Four distinct circles of characters meet and overlap in this comedy of marriage, merriment, magic, and imagination. The occasion is the marriage of Duke Theseus of Athens to the Amazon Queen, Hippolyta. As lawgiver, Theseus must settle a romantic dispute. The young lovers Hermia and Lysander want to marry, but Hermia’s father wants her to wed Demetrius instead. Helena, Hermia’s dearest friend, loves Demetrius. Theseus supports the father’s stance: Hermia is told to marry Demetrius or else decide between a nunnery and death.

Rather than obey, Hermia flees with Lysander. Demetrius sets off in pursuit of his betrothed, while the infatuated Helena follows. Far from the strictured world of court and city, the four lose themselves in a dream-dominated, spirit-haunted wood. The forest spirits are divided by a quarrel between Oberon, the king of the fairies, and his queen Titania. The dissension soon entangles the human lovers as well.

Oberon gives the mischievous sprite Puck a vial of magic potion to sprinkle into the eyes of Titania so that when she wakes she will be enamored of whomever she first sees. The fairy queen wakes to fall in love with Bottom, a weaver who has ventured into the wood with his fellow mechanicals to practice their play of Pyramus and Thisbe. Bottom, given an ass’s head by the madcap Puck, is comic indeed. The sight of Titania caressing and crooning over this farcical monster softens Oberon, who frees her from the spell and sets the other lovers to rights.

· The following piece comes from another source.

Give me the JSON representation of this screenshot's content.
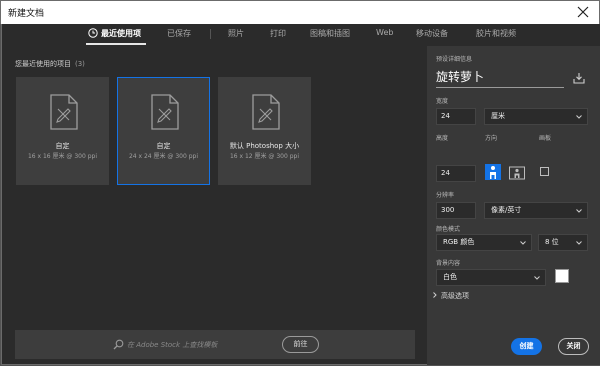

With harmony in fairyland comes harmony in Athens. Out early, Theseus and Hippolyta come upon the waking lovers, and Theseus decides to overturn his first decision and pair the lovers as they desire. The comedy concludes with the three marriages solemnized, the long-awaited performance of Bottom and his fellow actors, and the fairies’ blessing on the human couples.

Bibliography:

Arthos, John. “The Spirit of the Occasion.” In Shakespeare’s Use of Dream and Vision. Totowa, N.J.: Rowman and Littlefield, 1977. Connects nature with the dream world and its dual potential of horror and bliss. Dreams stem from and inform the psyche, and they share a cognitive function with the world of art.

Brown, John Russell. Shakespeare and His Comedies. New York: Methuen, 1957. Focuses on Theseus’ speech connecting the madman, the lover, and the poet. Reveals how the play negotiates and validates varying responses to the unknown.

Calderwood, James L. A Midsummer Night’s Dream. New York: Twayne, 1992. Drawing on all the different theoretical approaches to literary interpretation, Calderwood organizes the experience of the play around the topics of patriarchal law, desire and voyeurism, marginality and threshold experiences, the power of naming, performativity, and the illusion of conciliation and unity. An excellent summary of the state of reading Shakespeare.

Patterson, Annabel. “Bottom’s Up: Festive Theory.” In Shakespeare and the Popular Voice. New York: Basil Blackwell, 1989. Reads the presentation of the lower class in political terms. Bottom’s malapropisms represent a suppression of voice and class, yet his creative use of language points toward a more synthetic utopian society.

Welsford, Enid. The Court Masque. Cambridge, England: Cambridge University Press, 1927. Reads A Midsummer Night’s Dream in light of the tradition of the court masque, which was a popular form at the time the play was presented. Focuses on the visual and aesthetic qualities of music and dance to try to interpret the play in its cultural context.